Actually, I'd say the Perl unpack fn is ideal for this http://linux.die.net/man/1/perlpacktut

Given the text.txt file in post #5, then this sed command (which matches the first 24 characters in a line followed by a space, then changes the space to zero)

Code:

sed 's:$^.\{24\}$ :\10:g' text.txt

outputs

Code:

      723.123456    1321      9462.123456    FALSE      etc.

  2384311.123456        5        741.123456    FALSE      etc.

    3276.123456      268    194532.123456    TRUE      etc.

  4563783.123456      13    438378.123456    FALSE      etc.

      354.123456        2      5634.123456    FALSE      etc.

      41.123456        0        81.123456    FALSE      etc.

    6641.123456        0      67534.123456    FALSE      etc.

  136671.123456      67        675.123456    FALSE      etc.

      98.123456      43    786344.123456    FALSE      etc.

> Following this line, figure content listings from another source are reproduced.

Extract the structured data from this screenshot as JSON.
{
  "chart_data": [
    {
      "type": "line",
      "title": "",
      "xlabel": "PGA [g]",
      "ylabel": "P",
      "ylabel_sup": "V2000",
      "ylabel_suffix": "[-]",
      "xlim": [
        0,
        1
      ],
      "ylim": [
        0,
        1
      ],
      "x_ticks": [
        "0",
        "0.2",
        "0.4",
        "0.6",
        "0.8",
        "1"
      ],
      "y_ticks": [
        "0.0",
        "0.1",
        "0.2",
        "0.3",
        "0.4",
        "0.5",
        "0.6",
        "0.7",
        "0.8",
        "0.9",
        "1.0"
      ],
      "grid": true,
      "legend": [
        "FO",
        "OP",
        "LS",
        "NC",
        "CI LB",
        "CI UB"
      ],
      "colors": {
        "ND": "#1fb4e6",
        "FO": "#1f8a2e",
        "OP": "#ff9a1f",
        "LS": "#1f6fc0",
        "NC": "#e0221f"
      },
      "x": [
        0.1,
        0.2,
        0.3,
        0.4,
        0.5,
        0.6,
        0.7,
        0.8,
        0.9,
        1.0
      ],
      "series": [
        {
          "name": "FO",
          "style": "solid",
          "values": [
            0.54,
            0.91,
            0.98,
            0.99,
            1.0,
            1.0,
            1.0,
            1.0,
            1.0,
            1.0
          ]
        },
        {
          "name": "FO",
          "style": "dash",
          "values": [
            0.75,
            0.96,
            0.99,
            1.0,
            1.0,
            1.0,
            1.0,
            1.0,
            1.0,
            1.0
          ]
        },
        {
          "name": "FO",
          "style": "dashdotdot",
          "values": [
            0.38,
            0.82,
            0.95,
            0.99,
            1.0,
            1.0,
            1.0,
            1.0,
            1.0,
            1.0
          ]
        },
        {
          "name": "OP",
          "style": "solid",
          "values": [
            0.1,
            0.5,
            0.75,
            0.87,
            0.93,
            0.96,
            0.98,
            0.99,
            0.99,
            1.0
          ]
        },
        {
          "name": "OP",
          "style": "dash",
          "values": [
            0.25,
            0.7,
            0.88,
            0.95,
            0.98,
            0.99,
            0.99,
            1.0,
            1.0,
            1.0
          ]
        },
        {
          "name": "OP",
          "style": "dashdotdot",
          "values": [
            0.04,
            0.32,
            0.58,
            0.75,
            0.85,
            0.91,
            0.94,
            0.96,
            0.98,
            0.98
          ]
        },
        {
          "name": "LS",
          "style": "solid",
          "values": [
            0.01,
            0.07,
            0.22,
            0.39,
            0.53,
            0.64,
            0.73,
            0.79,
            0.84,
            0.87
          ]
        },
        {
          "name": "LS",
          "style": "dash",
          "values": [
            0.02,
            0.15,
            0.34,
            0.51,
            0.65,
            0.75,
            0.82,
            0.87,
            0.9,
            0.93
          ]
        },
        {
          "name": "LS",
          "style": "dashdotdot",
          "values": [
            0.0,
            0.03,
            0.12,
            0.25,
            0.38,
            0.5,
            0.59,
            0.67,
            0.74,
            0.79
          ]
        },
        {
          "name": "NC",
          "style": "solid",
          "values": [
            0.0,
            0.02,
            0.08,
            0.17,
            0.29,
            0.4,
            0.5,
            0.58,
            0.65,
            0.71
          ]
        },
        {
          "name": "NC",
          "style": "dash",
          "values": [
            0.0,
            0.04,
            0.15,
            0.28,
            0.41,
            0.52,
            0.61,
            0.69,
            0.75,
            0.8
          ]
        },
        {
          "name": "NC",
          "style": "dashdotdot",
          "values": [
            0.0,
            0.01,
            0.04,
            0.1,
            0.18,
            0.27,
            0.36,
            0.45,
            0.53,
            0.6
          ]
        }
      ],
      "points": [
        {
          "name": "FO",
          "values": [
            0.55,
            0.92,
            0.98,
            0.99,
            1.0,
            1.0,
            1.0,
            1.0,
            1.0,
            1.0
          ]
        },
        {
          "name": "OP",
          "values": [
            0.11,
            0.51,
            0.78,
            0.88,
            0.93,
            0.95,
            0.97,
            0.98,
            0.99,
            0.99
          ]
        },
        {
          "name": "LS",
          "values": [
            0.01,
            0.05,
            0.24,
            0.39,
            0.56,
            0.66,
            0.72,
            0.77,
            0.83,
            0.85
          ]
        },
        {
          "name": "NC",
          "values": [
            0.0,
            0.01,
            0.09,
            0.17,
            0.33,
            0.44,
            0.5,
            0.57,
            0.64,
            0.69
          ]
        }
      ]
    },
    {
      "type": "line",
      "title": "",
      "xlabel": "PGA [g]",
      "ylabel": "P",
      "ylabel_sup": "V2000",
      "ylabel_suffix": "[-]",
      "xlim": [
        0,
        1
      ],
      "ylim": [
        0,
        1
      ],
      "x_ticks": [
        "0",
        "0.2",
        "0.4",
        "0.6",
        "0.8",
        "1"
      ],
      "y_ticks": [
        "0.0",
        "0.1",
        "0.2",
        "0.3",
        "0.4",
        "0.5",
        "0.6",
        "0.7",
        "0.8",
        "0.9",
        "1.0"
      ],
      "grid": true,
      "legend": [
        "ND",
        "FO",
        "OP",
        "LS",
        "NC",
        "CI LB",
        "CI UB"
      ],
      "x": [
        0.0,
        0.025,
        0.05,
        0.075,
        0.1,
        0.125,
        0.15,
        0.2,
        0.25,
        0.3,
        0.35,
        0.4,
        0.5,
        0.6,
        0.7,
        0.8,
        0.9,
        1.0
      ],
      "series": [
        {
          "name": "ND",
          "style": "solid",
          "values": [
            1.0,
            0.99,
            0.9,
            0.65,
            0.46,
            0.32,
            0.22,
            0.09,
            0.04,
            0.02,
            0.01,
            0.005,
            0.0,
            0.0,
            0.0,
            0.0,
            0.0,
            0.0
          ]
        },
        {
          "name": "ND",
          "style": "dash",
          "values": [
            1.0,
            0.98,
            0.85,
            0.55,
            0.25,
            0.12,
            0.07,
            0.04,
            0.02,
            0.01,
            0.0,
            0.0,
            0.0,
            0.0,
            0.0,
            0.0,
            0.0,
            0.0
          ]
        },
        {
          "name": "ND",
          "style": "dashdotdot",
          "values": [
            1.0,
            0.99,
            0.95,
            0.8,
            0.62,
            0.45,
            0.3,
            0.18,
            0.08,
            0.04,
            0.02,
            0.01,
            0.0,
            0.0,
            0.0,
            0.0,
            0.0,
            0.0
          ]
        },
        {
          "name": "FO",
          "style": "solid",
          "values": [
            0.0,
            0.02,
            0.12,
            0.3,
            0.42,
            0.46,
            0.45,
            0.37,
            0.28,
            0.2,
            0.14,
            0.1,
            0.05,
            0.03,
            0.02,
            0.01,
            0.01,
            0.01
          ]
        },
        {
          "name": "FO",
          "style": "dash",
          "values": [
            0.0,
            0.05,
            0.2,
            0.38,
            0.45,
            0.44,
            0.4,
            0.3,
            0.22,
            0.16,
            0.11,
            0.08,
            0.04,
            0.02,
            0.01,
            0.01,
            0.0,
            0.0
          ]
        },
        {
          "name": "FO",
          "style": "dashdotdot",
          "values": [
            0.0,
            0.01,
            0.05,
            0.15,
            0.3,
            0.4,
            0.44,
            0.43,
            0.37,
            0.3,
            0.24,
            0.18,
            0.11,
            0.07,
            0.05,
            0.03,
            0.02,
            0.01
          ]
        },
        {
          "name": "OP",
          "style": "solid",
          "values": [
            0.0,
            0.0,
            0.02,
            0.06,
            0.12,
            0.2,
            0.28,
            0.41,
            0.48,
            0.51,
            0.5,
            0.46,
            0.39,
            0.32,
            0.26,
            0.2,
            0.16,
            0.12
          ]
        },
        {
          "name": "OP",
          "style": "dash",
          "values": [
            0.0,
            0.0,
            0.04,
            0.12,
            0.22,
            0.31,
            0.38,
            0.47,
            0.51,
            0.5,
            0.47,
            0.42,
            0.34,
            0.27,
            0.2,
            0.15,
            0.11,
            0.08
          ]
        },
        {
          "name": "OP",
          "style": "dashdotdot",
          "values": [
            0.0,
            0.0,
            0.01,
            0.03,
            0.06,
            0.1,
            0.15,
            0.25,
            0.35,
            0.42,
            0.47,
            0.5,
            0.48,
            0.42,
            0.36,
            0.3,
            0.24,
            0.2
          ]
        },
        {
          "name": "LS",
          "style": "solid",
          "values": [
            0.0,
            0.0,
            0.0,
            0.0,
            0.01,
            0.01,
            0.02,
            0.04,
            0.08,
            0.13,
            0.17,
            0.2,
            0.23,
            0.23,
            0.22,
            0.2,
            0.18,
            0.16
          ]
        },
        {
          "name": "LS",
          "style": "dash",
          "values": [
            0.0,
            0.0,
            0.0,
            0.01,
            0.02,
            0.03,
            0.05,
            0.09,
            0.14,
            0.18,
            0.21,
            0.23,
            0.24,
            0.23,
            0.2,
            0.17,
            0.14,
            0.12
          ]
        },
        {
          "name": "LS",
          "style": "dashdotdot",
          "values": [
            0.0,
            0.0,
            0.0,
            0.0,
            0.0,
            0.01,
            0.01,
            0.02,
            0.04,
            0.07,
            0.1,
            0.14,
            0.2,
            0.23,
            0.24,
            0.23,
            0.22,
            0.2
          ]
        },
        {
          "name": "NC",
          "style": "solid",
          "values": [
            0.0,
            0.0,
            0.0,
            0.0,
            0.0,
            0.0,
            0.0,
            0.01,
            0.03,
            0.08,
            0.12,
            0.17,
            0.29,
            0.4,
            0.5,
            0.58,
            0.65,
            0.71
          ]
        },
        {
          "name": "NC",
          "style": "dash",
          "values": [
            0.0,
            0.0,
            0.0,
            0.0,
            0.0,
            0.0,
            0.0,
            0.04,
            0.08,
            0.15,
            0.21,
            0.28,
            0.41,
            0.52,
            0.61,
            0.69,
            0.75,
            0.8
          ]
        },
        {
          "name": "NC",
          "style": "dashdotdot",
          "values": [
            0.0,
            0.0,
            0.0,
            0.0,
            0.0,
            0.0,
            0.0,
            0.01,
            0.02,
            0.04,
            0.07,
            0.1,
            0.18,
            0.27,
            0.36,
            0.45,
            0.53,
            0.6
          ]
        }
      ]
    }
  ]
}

You could use the -i option to sed to make the changes in the file permanently.
The above assumes that your file has fixed width columns.

Well as an alternative:

Code:

ruby -ane '$F.insert(1,0) if $F.length == 4;puts $F.join("\t")' file

Of course you would need to change numbers to reflect your actual data, but the ones here worked with the example.